BY: M. TOMOSKI
This August, the National Parks Service (NPS) will be celebrating its 100th anniversary. With over 400 parks, monuments, and conservation areas across the United States, the NPS is responsible for some of the country’s most popular tourist destinations and historical sites, which contain enough natural beauty to make us wonder why we bother with civilization at all. After preserving America’s greatest source of national pride for a century, the NPS is running out of money, and as its big day approaches, the solution to its financial woes is promising to spoil the view.
The lack of funds comes from years of the federal government’s cuts to the budget, which Craig Obey, NPS Senior Vice President for Government Affairs, says is putting the sites at risk of falling into disrepair.
“Today’s numbers show the result of Congress’s chronic underfunding of our national parks,” he said in a statement to the government. “Unless Congress takes immediate and substantive action, the products of America’s best idea will only continue to fall apart,” he added.
According to the National Parks Conservation Association, in the past five years, NPS’s construction budget has been slashed 62 percent, leaving an $11.49 billion deficit for its roads, trails and visitors’ centers.

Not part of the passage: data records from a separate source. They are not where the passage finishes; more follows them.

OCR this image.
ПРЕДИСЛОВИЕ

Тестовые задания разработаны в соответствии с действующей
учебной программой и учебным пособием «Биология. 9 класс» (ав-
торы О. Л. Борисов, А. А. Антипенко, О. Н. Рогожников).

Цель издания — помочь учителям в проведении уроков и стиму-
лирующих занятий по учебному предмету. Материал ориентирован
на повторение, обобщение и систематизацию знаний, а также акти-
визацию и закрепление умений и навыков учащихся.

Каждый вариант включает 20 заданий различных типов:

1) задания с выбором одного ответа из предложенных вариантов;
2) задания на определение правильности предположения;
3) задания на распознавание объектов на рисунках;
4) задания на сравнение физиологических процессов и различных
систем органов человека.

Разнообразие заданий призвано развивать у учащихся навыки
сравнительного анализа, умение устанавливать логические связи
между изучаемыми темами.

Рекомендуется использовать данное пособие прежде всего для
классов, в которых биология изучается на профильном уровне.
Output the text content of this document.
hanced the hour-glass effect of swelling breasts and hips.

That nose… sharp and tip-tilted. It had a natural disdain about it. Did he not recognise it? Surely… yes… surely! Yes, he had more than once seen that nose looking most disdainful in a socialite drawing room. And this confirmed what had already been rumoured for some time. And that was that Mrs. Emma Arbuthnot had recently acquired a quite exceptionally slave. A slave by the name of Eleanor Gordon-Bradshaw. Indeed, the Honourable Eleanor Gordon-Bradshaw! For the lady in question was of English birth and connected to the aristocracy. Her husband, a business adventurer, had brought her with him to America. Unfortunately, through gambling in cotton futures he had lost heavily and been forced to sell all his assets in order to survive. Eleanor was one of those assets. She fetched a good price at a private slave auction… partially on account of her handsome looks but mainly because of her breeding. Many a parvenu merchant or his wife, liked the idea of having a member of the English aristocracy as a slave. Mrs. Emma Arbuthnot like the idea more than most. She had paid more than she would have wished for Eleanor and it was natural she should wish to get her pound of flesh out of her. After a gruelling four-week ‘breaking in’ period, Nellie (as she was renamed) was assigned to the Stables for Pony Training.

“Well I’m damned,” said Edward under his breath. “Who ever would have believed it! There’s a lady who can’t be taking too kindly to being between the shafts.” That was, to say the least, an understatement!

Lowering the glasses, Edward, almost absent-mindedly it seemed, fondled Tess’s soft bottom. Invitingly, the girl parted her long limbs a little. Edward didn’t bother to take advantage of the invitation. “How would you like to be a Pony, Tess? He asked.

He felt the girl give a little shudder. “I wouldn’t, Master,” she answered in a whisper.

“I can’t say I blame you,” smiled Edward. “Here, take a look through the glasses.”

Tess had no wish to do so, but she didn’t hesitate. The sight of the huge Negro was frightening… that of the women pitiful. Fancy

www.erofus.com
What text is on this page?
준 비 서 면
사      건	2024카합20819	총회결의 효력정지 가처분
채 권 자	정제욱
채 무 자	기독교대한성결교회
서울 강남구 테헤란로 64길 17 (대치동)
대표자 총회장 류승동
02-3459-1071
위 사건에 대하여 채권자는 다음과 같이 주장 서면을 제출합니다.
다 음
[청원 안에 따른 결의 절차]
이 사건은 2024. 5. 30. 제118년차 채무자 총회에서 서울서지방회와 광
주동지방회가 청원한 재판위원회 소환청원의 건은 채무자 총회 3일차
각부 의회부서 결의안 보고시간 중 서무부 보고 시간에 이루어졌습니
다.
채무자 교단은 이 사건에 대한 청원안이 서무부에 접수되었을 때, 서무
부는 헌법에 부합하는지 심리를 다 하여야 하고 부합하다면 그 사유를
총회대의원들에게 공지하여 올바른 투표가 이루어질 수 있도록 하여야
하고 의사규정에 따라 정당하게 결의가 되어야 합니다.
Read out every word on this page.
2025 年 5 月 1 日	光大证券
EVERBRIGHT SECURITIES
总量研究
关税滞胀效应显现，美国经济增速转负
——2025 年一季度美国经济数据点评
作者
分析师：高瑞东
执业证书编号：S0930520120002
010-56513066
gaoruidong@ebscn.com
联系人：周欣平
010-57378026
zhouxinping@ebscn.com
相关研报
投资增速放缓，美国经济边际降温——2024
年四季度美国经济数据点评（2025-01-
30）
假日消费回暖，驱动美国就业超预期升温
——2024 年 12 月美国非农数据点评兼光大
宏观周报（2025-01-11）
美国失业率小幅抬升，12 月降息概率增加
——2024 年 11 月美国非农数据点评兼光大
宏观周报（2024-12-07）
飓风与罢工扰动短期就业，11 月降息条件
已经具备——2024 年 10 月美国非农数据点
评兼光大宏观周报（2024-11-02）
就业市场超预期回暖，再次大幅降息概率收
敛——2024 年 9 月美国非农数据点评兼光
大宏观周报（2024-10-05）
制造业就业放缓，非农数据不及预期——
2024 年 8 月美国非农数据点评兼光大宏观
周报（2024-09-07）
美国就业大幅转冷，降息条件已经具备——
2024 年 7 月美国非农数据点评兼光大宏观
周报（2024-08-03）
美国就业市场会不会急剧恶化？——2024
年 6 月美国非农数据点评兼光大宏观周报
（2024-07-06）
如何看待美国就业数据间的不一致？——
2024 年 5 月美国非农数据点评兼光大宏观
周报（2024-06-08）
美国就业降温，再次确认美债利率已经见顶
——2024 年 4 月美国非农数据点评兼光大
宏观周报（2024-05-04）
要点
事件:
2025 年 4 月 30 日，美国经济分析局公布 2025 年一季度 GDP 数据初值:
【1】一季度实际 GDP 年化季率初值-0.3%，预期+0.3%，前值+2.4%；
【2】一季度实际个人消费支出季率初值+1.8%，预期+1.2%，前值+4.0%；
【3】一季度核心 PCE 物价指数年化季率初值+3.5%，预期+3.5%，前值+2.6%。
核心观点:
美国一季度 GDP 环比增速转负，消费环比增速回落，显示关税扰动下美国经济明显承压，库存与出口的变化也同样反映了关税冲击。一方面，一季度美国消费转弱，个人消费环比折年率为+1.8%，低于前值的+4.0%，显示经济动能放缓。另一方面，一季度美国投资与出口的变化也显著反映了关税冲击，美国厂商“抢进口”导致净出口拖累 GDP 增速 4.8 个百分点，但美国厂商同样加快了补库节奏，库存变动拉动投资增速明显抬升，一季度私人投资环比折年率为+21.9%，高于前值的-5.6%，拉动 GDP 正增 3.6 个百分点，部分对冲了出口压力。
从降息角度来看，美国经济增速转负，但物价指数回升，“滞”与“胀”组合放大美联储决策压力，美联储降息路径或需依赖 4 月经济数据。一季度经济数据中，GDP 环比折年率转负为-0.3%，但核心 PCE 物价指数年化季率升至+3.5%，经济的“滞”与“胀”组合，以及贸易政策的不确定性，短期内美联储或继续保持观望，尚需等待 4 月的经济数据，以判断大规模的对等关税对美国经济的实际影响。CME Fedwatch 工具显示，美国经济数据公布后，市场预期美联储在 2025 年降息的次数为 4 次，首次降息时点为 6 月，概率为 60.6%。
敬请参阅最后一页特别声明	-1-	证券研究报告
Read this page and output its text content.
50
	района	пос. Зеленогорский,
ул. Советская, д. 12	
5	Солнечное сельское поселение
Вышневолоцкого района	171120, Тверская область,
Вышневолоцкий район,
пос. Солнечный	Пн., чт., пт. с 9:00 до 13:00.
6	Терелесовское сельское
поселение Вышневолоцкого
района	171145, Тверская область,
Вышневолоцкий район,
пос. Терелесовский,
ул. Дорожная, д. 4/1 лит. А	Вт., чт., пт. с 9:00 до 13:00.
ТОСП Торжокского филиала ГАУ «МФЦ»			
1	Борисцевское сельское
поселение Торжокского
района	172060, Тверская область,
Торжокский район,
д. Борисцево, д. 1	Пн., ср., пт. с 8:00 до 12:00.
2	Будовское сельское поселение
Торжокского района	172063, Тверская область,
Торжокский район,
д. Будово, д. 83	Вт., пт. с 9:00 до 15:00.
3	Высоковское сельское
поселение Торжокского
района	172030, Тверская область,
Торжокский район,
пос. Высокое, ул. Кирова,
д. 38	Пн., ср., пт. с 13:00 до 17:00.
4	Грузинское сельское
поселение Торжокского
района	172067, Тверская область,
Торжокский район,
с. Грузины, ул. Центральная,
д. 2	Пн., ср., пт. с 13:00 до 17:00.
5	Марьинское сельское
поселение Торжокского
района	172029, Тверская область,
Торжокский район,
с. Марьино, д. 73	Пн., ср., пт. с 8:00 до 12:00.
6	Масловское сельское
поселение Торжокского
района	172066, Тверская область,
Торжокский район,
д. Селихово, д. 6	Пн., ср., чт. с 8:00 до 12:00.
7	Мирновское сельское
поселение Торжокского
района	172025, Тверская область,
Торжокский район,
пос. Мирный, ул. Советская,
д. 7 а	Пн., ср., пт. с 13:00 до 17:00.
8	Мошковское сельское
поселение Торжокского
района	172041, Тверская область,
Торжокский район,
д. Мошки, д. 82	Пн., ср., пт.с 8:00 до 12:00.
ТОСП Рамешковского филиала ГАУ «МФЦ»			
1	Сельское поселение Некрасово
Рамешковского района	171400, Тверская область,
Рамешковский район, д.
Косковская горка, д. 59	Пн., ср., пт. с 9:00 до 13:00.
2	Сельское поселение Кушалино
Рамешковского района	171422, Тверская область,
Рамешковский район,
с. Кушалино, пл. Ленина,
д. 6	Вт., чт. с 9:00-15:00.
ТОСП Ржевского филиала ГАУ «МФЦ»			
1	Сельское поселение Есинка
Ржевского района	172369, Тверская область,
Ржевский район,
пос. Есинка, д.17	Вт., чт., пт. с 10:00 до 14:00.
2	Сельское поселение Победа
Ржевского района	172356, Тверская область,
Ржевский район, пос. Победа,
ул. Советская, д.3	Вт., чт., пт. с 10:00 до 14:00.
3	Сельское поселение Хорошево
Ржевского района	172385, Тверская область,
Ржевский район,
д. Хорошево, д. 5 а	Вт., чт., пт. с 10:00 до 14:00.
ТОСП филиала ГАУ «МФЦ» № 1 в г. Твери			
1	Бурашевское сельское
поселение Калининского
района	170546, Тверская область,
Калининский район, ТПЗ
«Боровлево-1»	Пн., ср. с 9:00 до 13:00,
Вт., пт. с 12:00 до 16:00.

As the government slowly avoids its national parks, the NPS looks to its private donors to save them. Private donations received by the National Park Foundation currently make up 9% of the budget, but with parks so severely underfunded, it looks like private donors will begin to play a bigger and more visible role.
But before we all lose our minds at the thought of Glacier National Park becoming the next Times Square, NPS officials have promised that it’s not all as bad as it sounds.
“Donor recognition cannot state or imply naming rights to any park in the National Park system or any National Park Service facility, historic structure, or feature,” NPS assistant director for partnerships and civic engagement, Jeff Reinbold, told Fortune.
Under the new regulations, corporate donors cannot be recognized as an official sponsor and will not be given the naming rights to any park monuments or buildings, so it’s unlikely that you might one day see the Coke logo across Washington’s forehead on Mount Rushmore, but according to the guidelines put out by NPS: “the temporary [5 years] naming of rooms and interior spaces in NPS facilities is permitted to recognize donations for the renovation of an existing facility or construction of a new facility.”
Additionally, donor recognition will also extend to officially sponsored events, logos printed on brochures, newsletters, posters, cards, banners, portable exhibits, audio tours, NPS vehicles, signs within visitor centers and other facilities, on paving stones, pathways, landscaped areas, and even bear-proof food lockers.
“The great thing about the policy is it protects those features of the park that are important to all of us,” Reinbold told the Washington Post.
But many Americans who enjoy the undisturbed beauty of national parks every day would rather keep the corporate donors out of sight. An online petition which has already gathered over 22,000 supporters says, “Parks are a rare sacred space in modern society that are free from corporate influence, and should stay that way.”
Along with the new private donor initiative, the National Parks Service has also launched a fundraising campaign for its 100-year anniversary.